CHAPTER 3 - Honeymoon
    Stile crossed the curtain at the usual place, emerging from the food-servicing hall to the deep forest of Phaze. In a moment a unicorn trotted up. But it wasn’t Neysa. This one was slightly larger, male, and his coat was deep dark blue except for the two red socks on his hind feet.
    “Clip!” Stile exclaimed, surprised. “I expected—“ The unicorn metamorphosed into a young man garbed in blue shirt, furry trousers, red socks, floppy hat, gloves, and boots. His resemblance to the unicorn was clear to anyone conversant with the forms.
    “She’s off getting bred, at long last. The Herd Stallion’s keeping her with the herd until she foals. That’s S.O.P.”
    “Yes, of course,” Stile agreed, disappointed. He found his hidden clothes and dressed quickly; it would not do to travel naked here, though there was really no firm convention. He wanted only the best for Neysa, his best friend in this frame, yet he felt empty without her company. But he had made a deal with the Herd Stallion to release her for breeding when his mission of vengeance was finished; now that he had dispatched the Red Adept, it was time.   Time for relaxation, recovery, and love. Time to be with the lovely Lady Blue.
    “That was the funniest thing,” Clip said, evidently following the thrust of Stile’s thoughts. “Thou didst marry the Lady, then skipped off without even—“
    “An idiosyncracy of the situation,” Stile said shortly.   He had departed without consummating the marriage be cause of a prophecy that he would have a son by the Lady Blue; he knew he would survive the dangerous mission ahead of him if he only waited to generate that child thereafter, since such prophecies had the force of law. But now the barbs of the ugly Citizen were fresh in his mind, making this subject sensitive. “You’re volunteering to be my mount?”
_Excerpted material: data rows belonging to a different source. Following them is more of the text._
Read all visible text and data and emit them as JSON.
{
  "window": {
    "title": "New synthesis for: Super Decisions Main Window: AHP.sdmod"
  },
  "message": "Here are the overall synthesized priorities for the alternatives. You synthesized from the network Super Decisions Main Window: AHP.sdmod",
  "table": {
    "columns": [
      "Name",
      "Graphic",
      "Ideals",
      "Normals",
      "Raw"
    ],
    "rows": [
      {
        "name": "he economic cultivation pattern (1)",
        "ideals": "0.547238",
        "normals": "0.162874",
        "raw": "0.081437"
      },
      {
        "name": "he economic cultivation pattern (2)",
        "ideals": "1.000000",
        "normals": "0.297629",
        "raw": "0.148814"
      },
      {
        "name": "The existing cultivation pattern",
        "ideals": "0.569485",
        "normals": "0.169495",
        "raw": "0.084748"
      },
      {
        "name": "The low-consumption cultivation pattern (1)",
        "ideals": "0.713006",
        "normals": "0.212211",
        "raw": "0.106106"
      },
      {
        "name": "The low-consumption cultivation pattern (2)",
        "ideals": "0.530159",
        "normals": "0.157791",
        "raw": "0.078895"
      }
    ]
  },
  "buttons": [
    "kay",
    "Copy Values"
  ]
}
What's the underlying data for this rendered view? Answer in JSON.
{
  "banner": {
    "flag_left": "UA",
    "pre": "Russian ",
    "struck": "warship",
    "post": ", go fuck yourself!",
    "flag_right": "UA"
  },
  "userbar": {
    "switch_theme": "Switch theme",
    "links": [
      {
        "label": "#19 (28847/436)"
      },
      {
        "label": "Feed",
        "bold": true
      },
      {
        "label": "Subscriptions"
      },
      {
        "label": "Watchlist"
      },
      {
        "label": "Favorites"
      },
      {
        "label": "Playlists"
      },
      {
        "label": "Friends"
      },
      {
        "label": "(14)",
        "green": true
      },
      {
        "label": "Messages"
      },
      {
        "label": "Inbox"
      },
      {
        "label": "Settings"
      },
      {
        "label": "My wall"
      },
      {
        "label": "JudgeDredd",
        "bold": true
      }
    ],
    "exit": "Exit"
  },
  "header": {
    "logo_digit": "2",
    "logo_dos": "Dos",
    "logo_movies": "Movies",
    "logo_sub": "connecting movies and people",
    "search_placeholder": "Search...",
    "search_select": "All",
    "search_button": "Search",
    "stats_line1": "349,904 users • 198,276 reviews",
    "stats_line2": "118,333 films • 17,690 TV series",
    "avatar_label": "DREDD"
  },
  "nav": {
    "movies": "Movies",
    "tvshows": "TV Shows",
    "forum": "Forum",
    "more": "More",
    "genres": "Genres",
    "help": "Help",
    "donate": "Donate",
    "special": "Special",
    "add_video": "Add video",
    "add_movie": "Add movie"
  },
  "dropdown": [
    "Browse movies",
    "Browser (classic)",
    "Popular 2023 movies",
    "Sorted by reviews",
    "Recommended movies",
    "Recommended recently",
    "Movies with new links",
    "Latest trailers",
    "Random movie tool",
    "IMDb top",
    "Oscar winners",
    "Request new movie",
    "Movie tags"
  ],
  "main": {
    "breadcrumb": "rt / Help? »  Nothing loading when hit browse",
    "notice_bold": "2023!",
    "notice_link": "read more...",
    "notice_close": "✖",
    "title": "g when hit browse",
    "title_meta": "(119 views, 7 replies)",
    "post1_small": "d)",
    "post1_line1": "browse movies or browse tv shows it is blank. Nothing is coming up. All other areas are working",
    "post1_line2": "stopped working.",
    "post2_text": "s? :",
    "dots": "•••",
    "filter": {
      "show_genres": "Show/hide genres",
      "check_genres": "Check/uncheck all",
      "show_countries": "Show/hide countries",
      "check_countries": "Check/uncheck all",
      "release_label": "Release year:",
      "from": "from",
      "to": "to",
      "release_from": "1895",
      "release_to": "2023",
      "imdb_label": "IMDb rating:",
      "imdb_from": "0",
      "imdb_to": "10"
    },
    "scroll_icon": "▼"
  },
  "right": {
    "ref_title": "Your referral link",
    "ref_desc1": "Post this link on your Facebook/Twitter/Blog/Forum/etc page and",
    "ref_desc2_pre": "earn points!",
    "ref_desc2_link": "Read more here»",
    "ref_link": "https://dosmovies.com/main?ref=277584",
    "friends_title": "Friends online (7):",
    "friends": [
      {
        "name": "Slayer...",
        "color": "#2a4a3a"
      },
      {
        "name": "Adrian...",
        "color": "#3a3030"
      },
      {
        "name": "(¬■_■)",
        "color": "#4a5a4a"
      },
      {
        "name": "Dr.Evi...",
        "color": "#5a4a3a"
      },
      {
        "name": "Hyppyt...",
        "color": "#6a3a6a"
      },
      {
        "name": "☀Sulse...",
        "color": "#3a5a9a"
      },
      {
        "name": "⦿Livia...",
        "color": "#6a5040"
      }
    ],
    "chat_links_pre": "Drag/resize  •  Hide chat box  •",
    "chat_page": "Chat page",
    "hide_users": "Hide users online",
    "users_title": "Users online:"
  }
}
    “Neysa intimated gently that I’d get homed at the wrong end if I didn’t,” Clip admitted. “Besides, thou dost have interesting adventures.”
    “I’m only going to honeymoon with my wife.”
      “That’s what I mean.” Clip shifted to his natural form, his horn playing with the sound of a saxophone—a bar of the wedding march, trailing into a tune with risqué connotations.
    Stile jumped on the unicorn’s back, landing deliberately hard. Clip blew out one more startled note and took off.